DUBAI, United Arab Emirates — The United Arab Emirates’ flagship carrier Etihad said on Thursday it lost $1.87 billion in 2016, blaming “one-off impairment charges and fuel hedging losses” for the massive loss.

The Abu Dhabi-based airline’s loss comes during a tough time for the Gulf’s long-haul carriers, as a diplomatic crisis with Qatar upended regional air routes and Trump administration’s travel ban on six majority Muslim nations also hurt their business.

Etihad’s loss also comes as it re-evaluates its business plans following the January departure of CEO James Hogan. He led an aggressive multi-year buying spree that saw the Mideast carrier snap up stakes in airlines from Europe to Australia.

Etihad said the loss included a $1.06 billion charge on aircraft reflecting lower market values and a $808 million charge on certain assets and financial exposures to equity partners, mainly related to Alitalia and Air Berlin. It also blamed a slowdown in the cargo market and legacy fuel hedging costs for the loss.

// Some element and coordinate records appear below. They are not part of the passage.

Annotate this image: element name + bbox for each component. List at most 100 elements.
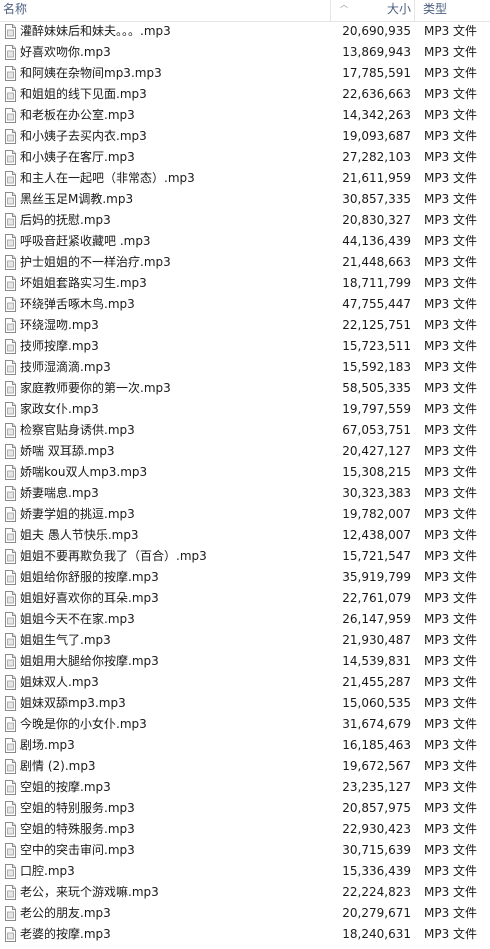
file-name: 娇妻喘息.mp3 <box>20 486 99 500</box>
file-row[interactable]: 护士姐姐的不一样治疗.mp3 21,448,663 MP3 文件 <box>0 252 490 273</box>
file-type: MP3 文件 <box>424 465 478 479</box>
file-row[interactable]: 口腔.mp3 15,336,439 MP3 文件 <box>0 861 490 882</box>
file-row[interactable]: 坏姐姐套路实习生.mp3 18,711,799 MP3 文件 <box>0 273 490 294</box>
file-type: MP3 文件 <box>424 318 478 332</box>
file-row[interactable]: 剧场.mp3 16,185,463 MP3 文件 <box>0 735 490 756</box>
file-size: 20,830,327 <box>342 213 411 227</box>
mp3-file-icon <box>5 108 16 123</box>
file-row[interactable]: 和主人在一起吧（非常态）.mp3 21,611,959 MP3 文件 <box>0 168 490 189</box>
file-row[interactable]: 家政女仆.mp3 19,797,559 MP3 文件 <box>0 399 490 420</box>
mp3-file-icon <box>5 276 16 291</box>
file-size: 14,342,263 <box>342 108 411 122</box>
file-row[interactable]: 娇喘kou双人mp3.mp3 15,308,215 MP3 文件 <box>0 462 490 483</box>
file-name: 空姐的特别服务.mp3 <box>20 801 135 815</box>
mp3-file-icon <box>5 423 16 438</box>
file-type: MP3 文件 <box>424 591 478 605</box>
file-row[interactable]: 姐姐生气了.mp3 21,930,487 MP3 文件 <box>0 630 490 651</box>
file-row[interactable]: 呼吸音赶紧收藏吧 .mp3 44,136,439 MP3 文件 <box>0 231 490 252</box>
file-row[interactable]: 黑丝玉足M调教.mp3 30,857,335 MP3 文件 <box>0 189 490 210</box>
file-type: MP3 文件 <box>424 864 478 878</box>
mp3-file-icon <box>5 507 16 522</box>
file-row[interactable]: 姐姐不要再欺负我了（百合）.mp3 15,721,547 MP3 文件 <box>0 546 490 567</box>
file-name: 姐妹双舔mp3.mp3 <box>20 696 126 710</box>
file-row[interactable]: 空姐的按摩.mp3 23,235,127 MP3 文件 <box>0 777 490 798</box>
file-type: MP3 文件 <box>424 255 478 269</box>
file-row[interactable]: 老婆的按摩.mp3 18,240,631 MP3 文件 <box>0 924 490 945</box>
mp3-file-icon <box>5 612 16 627</box>
mp3-file-icon <box>5 675 16 690</box>
file-row[interactable]: 环绕湿吻.mp3 22,125,751 MP3 文件 <box>0 315 490 336</box>
file-type: MP3 文件 <box>424 654 478 668</box>
file-row[interactable]: 剧情 (2).mp3 19,672,567 MP3 文件 <box>0 756 490 777</box>
file-row[interactable]: 空姐的特殊服务.mp3 22,930,423 MP3 文件 <box>0 819 490 840</box>
file-row[interactable]: 娇喘 双耳舔.mp3 20,427,127 MP3 文件 <box>0 441 490 462</box>
file-name: 老公的朋友.mp3 <box>20 906 111 920</box>
file-row[interactable]: 和小姨子去买内衣.mp3 19,093,687 MP3 文件 <box>0 126 490 147</box>
file-row[interactable]: 和姐姐的线下见面.mp3 22,636,663 MP3 文件 <box>0 84 490 105</box>
file-row[interactable]: 娇妻喘息.mp3 30,323,383 MP3 文件 <box>0 483 490 504</box>
column-header-name[interactable]: 名称 <box>3 0 323 21</box>
file-name: 后妈的抚慰.mp3 <box>20 213 111 227</box>
file-size: 22,125,751 <box>342 318 411 332</box>
file-type: MP3 文件 <box>424 129 478 143</box>
file-size: 19,782,007 <box>342 507 411 521</box>
file-name: 娇妻学姐的挑逗.mp3 <box>20 507 135 521</box>
file-row[interactable]: 姐妹双人.mp3 21,455,287 MP3 文件 <box>0 672 490 693</box>
file-type: MP3 文件 <box>424 780 478 794</box>
mp3-file-icon <box>5 486 16 501</box>
file-name: 姐姐给你舒服的按摩.mp3 <box>20 570 159 584</box>
file-row[interactable]: 检察官贴身诱供.mp3 67,053,751 MP3 文件 <box>0 420 490 441</box>
file-row[interactable]: 好喜欢吻你.mp3 13,869,943 MP3 文件 <box>0 42 490 63</box>
file-row[interactable]: 今晚是你的小女仆.mp3 31,674,679 MP3 文件 <box>0 714 490 735</box>
file-row[interactable]: 技师按摩.mp3 15,723,511 MP3 文件 <box>0 336 490 357</box>
file-size: 22,224,823 <box>342 885 411 899</box>
file-row[interactable]: 和阿姨在杂物间mp3.mp3 17,785,591 MP3 文件 <box>0 63 490 84</box>
file-name: 家政女仆.mp3 <box>20 402 99 416</box>
file-row[interactable]: 后妈的抚慰.mp3 20,830,327 MP3 文件 <box>0 210 490 231</box>
mp3-file-icon <box>5 465 16 480</box>
file-name: 姐妹双人.mp3 <box>20 675 99 689</box>
file-size: 17,785,591 <box>342 66 411 80</box>
mp3-file-icon <box>5 66 16 81</box>
file-row[interactable]: 和老板在办公室.mp3 14,342,263 MP3 文件 <box>0 105 490 126</box>
file-type: MP3 文件 <box>424 843 478 857</box>
file-row[interactable]: 姐姐用大腿给你按摩.mp3 14,539,831 MP3 文件 <box>0 651 490 672</box>
file-row[interactable]: 姐姐给你舒服的按摩.mp3 35,919,799 MP3 文件 <box>0 567 490 588</box>
file-name: 老公，来玩个游戏嘛.mp3 <box>20 885 159 899</box>
file-row[interactable]: 老公的朋友.mp3 20,279,671 MP3 文件 <box>0 903 490 924</box>
file-row[interactable]: 姐姐好喜欢你的耳朵.mp3 22,761,079 MP3 文件 <box>0 588 490 609</box>
file-row[interactable]: 姐妹双舔mp3.mp3 15,060,535 MP3 文件 <box>0 693 490 714</box>
mp3-file-icon <box>5 570 16 585</box>
file-type: MP3 文件 <box>424 45 478 59</box>
file-row[interactable]: 空中的突击审问.mp3 30,715,639 MP3 文件 <box>0 840 490 861</box>
file-row[interactable]: 姐姐今天不在家.mp3 26,147,959 MP3 文件 <box>0 609 490 630</box>
file-row[interactable]: 娇妻学姐的挑逗.mp3 19,782,007 MP3 文件 <box>0 504 490 525</box>
mp3-file-icon <box>5 528 16 543</box>
file-size: 19,093,687 <box>342 129 411 143</box>
file-row[interactable]: 技师湿滴滴.mp3 15,592,183 MP3 文件 <box>0 357 490 378</box>
file-size: 27,282,103 <box>342 150 411 164</box>
file-name: 和小姨子在客厅.mp3 <box>20 150 135 164</box>
file-type: MP3 文件 <box>424 360 478 374</box>
file-row[interactable]: 空姐的特别服务.mp3 20,857,975 MP3 文件 <box>0 798 490 819</box>
file-row[interactable]: 和小姨子在客厅.mp3 27,282,103 MP3 文件 <box>0 147 490 168</box>
file-row[interactable]: 家庭教师要你的第一次.mp3 58,505,335 MP3 文件 <box>0 378 490 399</box>
file-row[interactable]: 灌醉妹妹后和妹夫。。。.mp3 20,690,935 MP3 文件 <box>0 21 490 42</box>
file-name: 黑丝玉足M调教.mp3 <box>20 192 134 206</box>
file-size: 18,240,631 <box>342 927 411 941</box>
mp3-file-icon <box>5 549 16 564</box>
mp3-file-icon <box>5 381 16 396</box>
file-name: 娇喘 双耳舔.mp3 <box>20 444 115 458</box>
mp3-file-icon <box>5 402 16 417</box>
file-row[interactable]: 老公，来玩个游戏嘛.mp3 22,224,823 MP3 文件 <box>0 882 490 903</box>
file-row[interactable]: 姐夫 愚人节快乐.mp3 12,438,007 MP3 文件 <box>0 525 490 546</box>
mp3-file-icon <box>5 591 16 606</box>
mp3-file-icon <box>5 192 16 207</box>
mp3-file-icon <box>5 24 16 39</box>
file-size: 31,674,679 <box>342 717 411 731</box>
file-name: 和老板在办公室.mp3 <box>20 108 135 122</box>
column-header-type[interactable]: 类型 <box>414 0 490 21</box>
file-type: MP3 文件 <box>424 570 478 584</box>
file-size: 20,279,671 <box>342 906 411 920</box>
file-row[interactable]: 环绕弹舌啄木鸟.mp3 47,755,447 MP3 文件 <box>0 294 490 315</box>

“A culmination of factors contributed to the disappointing results for 2016,” said Mohamed Mubarak Fadhel al-Mazrouei, chairman of the Etihad Aviation Group.

Peter Baumgartner, Etihad’s new CEO, offered a grim outlook.

“We are in an industry characterized by overcapacity, declining market sizes on key routes and changing customer behavior as a weak global economy affects spending appetite,” Baumgartner said in a statement.

Etihad has more than 110 passenger and cargo destinations around the world and flies a fleet of over 120 Airbus and Boeing aircraft.